How We Plan to Use AI for Programming at Cityline Websites

Artificial Intelligence has quickly moved from being a curiosity to being a practical tool in the day-to-day work of many businesses. In software development especially, it is showing real promise as a supporting tool. At Cityline Websites, we are looking closely at how AI can complement our workflows, make certain tasks more efficient, and help us think through problems in new ways.
There are a lot of AI tools on the market right now, but the two categories that have stood out as most helpful for us are generative AI chatbots and AI-assisted coding tools. These are already proving useful in our work, and we see even greater potential for the future.
Generative AI Chatbots
Generative AI chatbots such as ChatGPT and Gemini have become some of the most visible tools in this space. Both are strong in slightly different ways, and both are evolving quickly. ChatGPT has been the one we have explored the most so far, primarily because of its wide adoption and steady improvement.
As a research tool, chatbots are extremely helpful. Instead of paging through dense technical manuals or fragmented documentation online, we can use them to quickly get summaries of the methods, options, or code patterns we need to know about. While the answers are not always perfect, they give us a strong starting point that we can then validate and apply.
Over the past year, these tools have also proven useful in a range of programming scenarios:
- Boilerplate code generation: When there is repetitive work required, such as creating templates or scaffolding out code structures, AI can provide the initial draft that we then refine.
- Algorithm exploration: When facing a new challenge, AI can suggest possible approaches or logic that might work. We still test and verify everything, but the brainstorming stage is faster.
- Query building: AI can help draft complex queries or logic, giving us a framework that acts as a leaping off point.
The benefit is not that AI replaces development, but that it can take on the first round of heavy lifting so we can move forward more efficiently.
How We Currently Use AI
From our experience so far, the value of AI has been in three main areas:
- Repetition and Templates
AI helps when the task is repetitive, such as creating code that follows a familiar pattern across multiple files. Having a draft produced automatically speeds things up and reduces the chance of small mistakes that creep in when writing the same thing many times. - Research and Documentation
Software development often involves learning how to use third-party tools, frameworks, or plugins. AI can summarize documentation in a way that is easier to act on quickly. It is especially useful when working with large or unfamiliar libraries. - Frameworks and Starting Points
Whether it is an SQL query, a page layout, or a general logic structure, AI can provide the basic outline that we can then expand upon. Even when it is not exactly what we need, it is often close enough that editing is easier than starting from scratch.
What AI does not do for us is make the big design calls or determine the architectural direction of a project. Those decisions still need to be handled carefully by people who understand the full scope of the system. What AI does is provide support along the way.
Coding Tools Beyond Chatbots
While chatbots have been the most visible part of AI’s rise, there are also specialized coding tools worth noting.
- GitHub Copilot has become a popular assistant inside coding environments. It predicts and fills in lines of code based on what you are writing, which can be useful when you are working with patterns that repeat. It is not always correct, but when it lines up with your intent, it can save time on routine programming tasks.

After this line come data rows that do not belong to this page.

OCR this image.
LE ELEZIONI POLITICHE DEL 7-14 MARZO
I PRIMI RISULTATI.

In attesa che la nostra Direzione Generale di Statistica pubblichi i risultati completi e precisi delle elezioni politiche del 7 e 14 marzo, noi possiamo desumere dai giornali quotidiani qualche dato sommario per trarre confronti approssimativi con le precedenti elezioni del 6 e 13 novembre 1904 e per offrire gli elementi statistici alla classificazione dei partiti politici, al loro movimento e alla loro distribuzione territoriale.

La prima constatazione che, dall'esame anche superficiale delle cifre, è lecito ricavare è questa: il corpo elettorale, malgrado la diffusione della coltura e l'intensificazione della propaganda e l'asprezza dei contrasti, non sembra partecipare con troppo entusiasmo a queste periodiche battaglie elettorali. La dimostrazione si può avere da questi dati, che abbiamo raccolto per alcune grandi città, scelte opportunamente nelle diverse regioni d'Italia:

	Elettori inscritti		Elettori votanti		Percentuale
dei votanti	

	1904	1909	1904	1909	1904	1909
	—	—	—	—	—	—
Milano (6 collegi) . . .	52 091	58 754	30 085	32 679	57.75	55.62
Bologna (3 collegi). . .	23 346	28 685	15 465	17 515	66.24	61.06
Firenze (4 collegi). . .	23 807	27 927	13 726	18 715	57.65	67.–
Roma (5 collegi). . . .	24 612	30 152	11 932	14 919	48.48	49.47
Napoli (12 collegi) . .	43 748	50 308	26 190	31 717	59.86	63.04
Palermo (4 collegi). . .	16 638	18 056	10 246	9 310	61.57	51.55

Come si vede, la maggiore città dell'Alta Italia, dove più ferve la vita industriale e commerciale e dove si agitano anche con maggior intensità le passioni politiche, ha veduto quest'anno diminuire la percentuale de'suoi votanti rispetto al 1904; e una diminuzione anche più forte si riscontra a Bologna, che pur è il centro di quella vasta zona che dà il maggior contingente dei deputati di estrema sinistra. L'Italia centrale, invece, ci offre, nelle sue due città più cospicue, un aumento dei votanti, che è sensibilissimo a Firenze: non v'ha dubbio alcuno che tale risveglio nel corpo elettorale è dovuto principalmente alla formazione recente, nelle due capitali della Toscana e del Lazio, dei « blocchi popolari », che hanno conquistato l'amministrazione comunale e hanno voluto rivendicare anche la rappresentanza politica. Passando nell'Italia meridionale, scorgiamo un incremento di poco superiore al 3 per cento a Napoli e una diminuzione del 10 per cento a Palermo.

- Claude by Anthropic. It works primarily as a chatbot, but can be connected to editors through third-party integrations. It can be used to past code or generate boiler plate based on prompts. Some developers lean on it heavily for non-core code, where oversight is simpler.
- Cursor is an IDE that integrates AI features more deeply than traditional editors. It can even generate code from prompts, images, or existing files.. It’s a promising approach, but we remain cautious about relying too heavily on a system that produces full codebases without our direct involvement due to maintainability and security concerns.
- Gemini Pro integrations are another area to watch, especially as more options become available for use inside development environments such as Visual Studio Code.
Each of these tools has strengths, and each comes with questions around trust, maintainability, and security. For now, we prefer to use them in limited, well-defined cases where they clearly add value.
AI Limitations
AI is not perfect, and this is important to acknowledge. At times it produces answers that sound confident but are simply wrong. Other times it overcomplicates a solution or pursues a line of reasoning that is not useful.
This is why oversight is essential. Every time we use AI, we review, test, and verify the results before applying them. It is best thought of as an assistant rather than an authority. Used this way, it provides real value without creating unnecessary risk.
Summary
AI is already playing a role in how we build at Cityline Websites. It helps with repetitive tasks, accelerates research, and gives us strong starting points for new code. Looking forward, we see even more opportunities for it to contribute in planning, architecture, and project design.
We are realistic about its limitations, and we know it is not a replacement for human creativity or careful development. But as a supportive tool, it is becoming part of our process. By using it thoughtfully, we can take advantage of its strengths while avoiding its pitfalls, and that is the balance we plan to keep as AI continues to evolve.